The crowd assembled outside of the borran leapt as one at the sound of a blood curdling scream which emanated from the bowels of the earth, the sound carried down to the farm on the valley floor where it startled the pony trek which was just about to leave. Riders were dumped all over the field as the normally docile steeds bucked and farted, galloping around kicking their heels.
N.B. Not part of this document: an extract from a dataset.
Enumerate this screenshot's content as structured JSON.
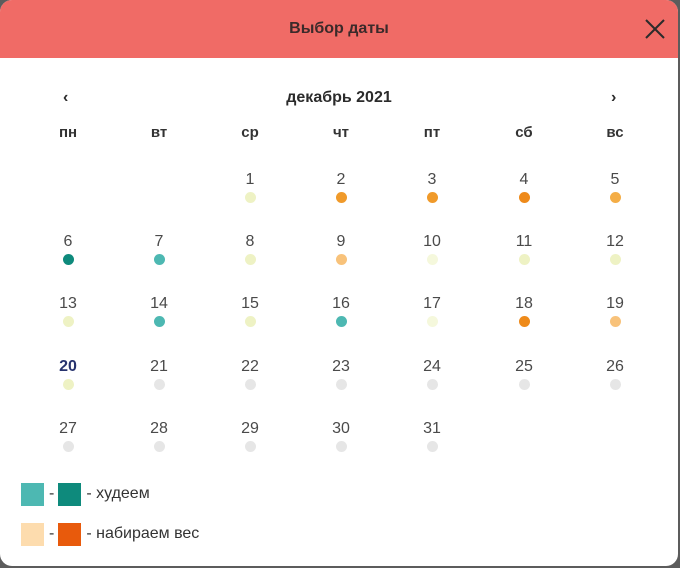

A married couple (not necessarily to each other) who were just about to get amorous in the wood beside the river were quite disconcerted at the sound. "Did you hear that scream Bill?" his 'wife' asked.

"I did, Rose," he replied, "sounds like someone is having a fit."

She thought for a moment. "Yes," she replied, "and it sounds like a tight one!"

Back at the borran Pete was unceremoniously dragged out by his heels; he emerged into the daylight with the fox still attached to his buttock.

"Lock on," some bugger shouted and there was a general falling around as mirth set in.

"By god it's drawn blood," the huntsman exclaimed.

"Better suck the poison out, Master, or he's dead." The Master looked at Pete. "You're dead," he said.

The hounds, totally ignoring the goings on at the borran entrance, raced off down the boulder field after the rapidly departing fox catching it as it tried to leap the wall.

That night Pete entered the pub carrying a large pillow which after some messing about with he sat on with a wince. "Never mind," I said with a smile. "Mary is happy, her chickens have been avenged."

Jack took a pull from his pint. "Afraid she isn't," he said, "she is quite upset we killed the fox." Pete groaned.

"Never mind," Jack said, "you escaped a kiss from the Master."